Ya en épocas muy remotas el ser humano ha usado manteas rezos hechizos o cantos con una intención clara: lograr lo que deseaban. La palabra era usada como un método para traer al plano material lo que estaba solo en la dimensión de las ideas.
Antes eran los místicos o religiosos los que le daban importancia hoy se suman los neurocientíficos y otros profesionales de corte más racional. Entre ellos el neurocientífico alemán Manfred Spitzer que realizó un experimento para comprobar los efectos de las palabras. Utilizó un texto en el que aparecía repetidamente la palabra «Viejo». Después de leerlo incluso los más jóvenes andaban más despacio durante un tiempo. En cambio al hacer la misma prueba con la palabra «Deporte» aceleraban el paso y era «Biblioteca» su tono de voz bajaba.
Lo diga quien lo diga el resultado es idéntico: las palabras nos afectan profundamente. Las que escuchamos y las que decimos.
Otras investigaciones han comprobado que el cerebro reacciona mucho más a las palabras negativas que a las positivas. ¿Por qué? Porque las primeras suponen un peligro.
La prioridad de nuestro cerebro desde el principio de los tiempos es que nosotros sobrevivamos. Ni que tengamos amigos ni que seamos amables ni que no dañemos a nuestra pareja con lo que decimos. Sobrevivir es su misión principal. El tema es que nosotros ya no queremos solo sobrevivir deseamos vivir. ¡Ahora hay que contarle eso a nuestro cerebro!
Llevar al consciente mecanismos arcáicos inconscientes no es algo que ocurra de un día para otro. Primero hemos de desearlo luego tener la firme intención de hacerlo, pasar a la práctica ocasional y a fuerza de repetición, convertirlo en una rutina. Mientras no lo hagamos cada vez que tengamos estrés en nuestra cabecita saltará la alarma que inhibirá nuestra capacidad para ser empáticos nos pondrá a la defensiva y hará que digamos lo que no deseamos decir.
Esto tiene efectos muy concretos a nivel físico ya que las palabras son vibraciones y nuestras células reaccionan a ellas. Si escuchamos algo que nos provoca ira notamos que nuestra respiración se agita incrementa la frecuencia cardiaca y sentimos el impulso de avanzar hacia el objeto que la causa. Estos son solo algunos de los efectos que además harán que lo que digamos tampoco sea muy amoroso. Es interesante que ya haya cardiólogos defendiendo que ser más comprensivos compasivos y expresivos mejora la salud del corazón.

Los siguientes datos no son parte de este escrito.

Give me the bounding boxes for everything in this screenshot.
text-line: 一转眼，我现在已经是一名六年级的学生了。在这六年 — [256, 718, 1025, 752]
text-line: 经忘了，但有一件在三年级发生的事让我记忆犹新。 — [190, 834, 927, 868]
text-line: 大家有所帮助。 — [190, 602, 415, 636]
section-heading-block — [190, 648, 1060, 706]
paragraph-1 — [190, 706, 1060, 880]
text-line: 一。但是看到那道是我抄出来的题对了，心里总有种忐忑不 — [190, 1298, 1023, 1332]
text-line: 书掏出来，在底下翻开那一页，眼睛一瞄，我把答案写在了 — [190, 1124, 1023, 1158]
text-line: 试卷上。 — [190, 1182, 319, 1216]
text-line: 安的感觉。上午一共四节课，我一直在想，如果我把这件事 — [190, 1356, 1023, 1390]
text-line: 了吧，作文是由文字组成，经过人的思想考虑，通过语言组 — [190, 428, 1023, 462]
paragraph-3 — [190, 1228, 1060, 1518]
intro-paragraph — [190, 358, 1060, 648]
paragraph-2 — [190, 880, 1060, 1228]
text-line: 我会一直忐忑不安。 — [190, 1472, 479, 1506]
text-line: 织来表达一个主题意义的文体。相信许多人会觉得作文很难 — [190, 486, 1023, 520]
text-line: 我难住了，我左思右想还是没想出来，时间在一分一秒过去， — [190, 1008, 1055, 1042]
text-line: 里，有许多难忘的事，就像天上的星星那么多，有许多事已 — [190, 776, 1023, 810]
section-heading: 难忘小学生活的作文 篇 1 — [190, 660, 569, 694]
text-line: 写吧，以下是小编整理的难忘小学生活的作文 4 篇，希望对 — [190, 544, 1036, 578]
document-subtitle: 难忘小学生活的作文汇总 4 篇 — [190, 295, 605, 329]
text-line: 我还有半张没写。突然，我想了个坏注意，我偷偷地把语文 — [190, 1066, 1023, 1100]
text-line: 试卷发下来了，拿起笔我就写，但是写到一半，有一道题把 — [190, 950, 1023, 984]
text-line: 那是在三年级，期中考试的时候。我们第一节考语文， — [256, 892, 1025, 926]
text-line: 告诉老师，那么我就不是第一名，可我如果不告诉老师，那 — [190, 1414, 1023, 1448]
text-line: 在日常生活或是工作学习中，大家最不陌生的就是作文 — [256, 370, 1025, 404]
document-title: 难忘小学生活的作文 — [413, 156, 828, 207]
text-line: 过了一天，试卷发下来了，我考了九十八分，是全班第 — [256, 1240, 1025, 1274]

La mayoría de la gente no siente ira a diario lo que si es habitual es el estrés. Tanto que hay quienes ni saben que lo tienen. Consiste en una respuesta múltiple del organismo ante algo que considera amenazador. Esto puede ser el jefe la suegra o el presidente de la comunidad. Ninguno de ellos es probable que sea un peligro para la vida de nadie sin embargo el cuerpo lo interpreta de esta manera. Por eso dirige la sangre a piernas o brazos para que si es necesario podamos huir y la retira de las zonas que nos ayudan a pensar con claridad o conectar con nuestros sentimientos. También se generan radicales libres y baja el sistema inmune. Naturalmente aquí tampoco podemos tener una comunicación equilibrada.
Por el contrario al sentirnos felices baja el nivel de estrés y entramos en un ciclo positivo en el que cada vez estamos mejor. Las palabras que digamos en estos momentos sin duda nada tendrán que ver con las que diríamos sintiendo ira o ansiedad como veíamos antes. De hecho al hablar con otras personas si esa interacción es satisfactoria liberaremos hormonas como la oxitocina y la beta endorfina en nuestro cuerpo. Ambas muy beneficiosas.
Es interesante saber que el cuerpo no solo relaciona a lo que sentimos también lo hace a lo que fingimos sentir. Esto quiere decir que si estoy muy muy enfadada y sonrío mi cerebro verá que hay dos energías cada una tirando para un sitio y disminuirá las señales de la ira hasta hacerlas desaparecer.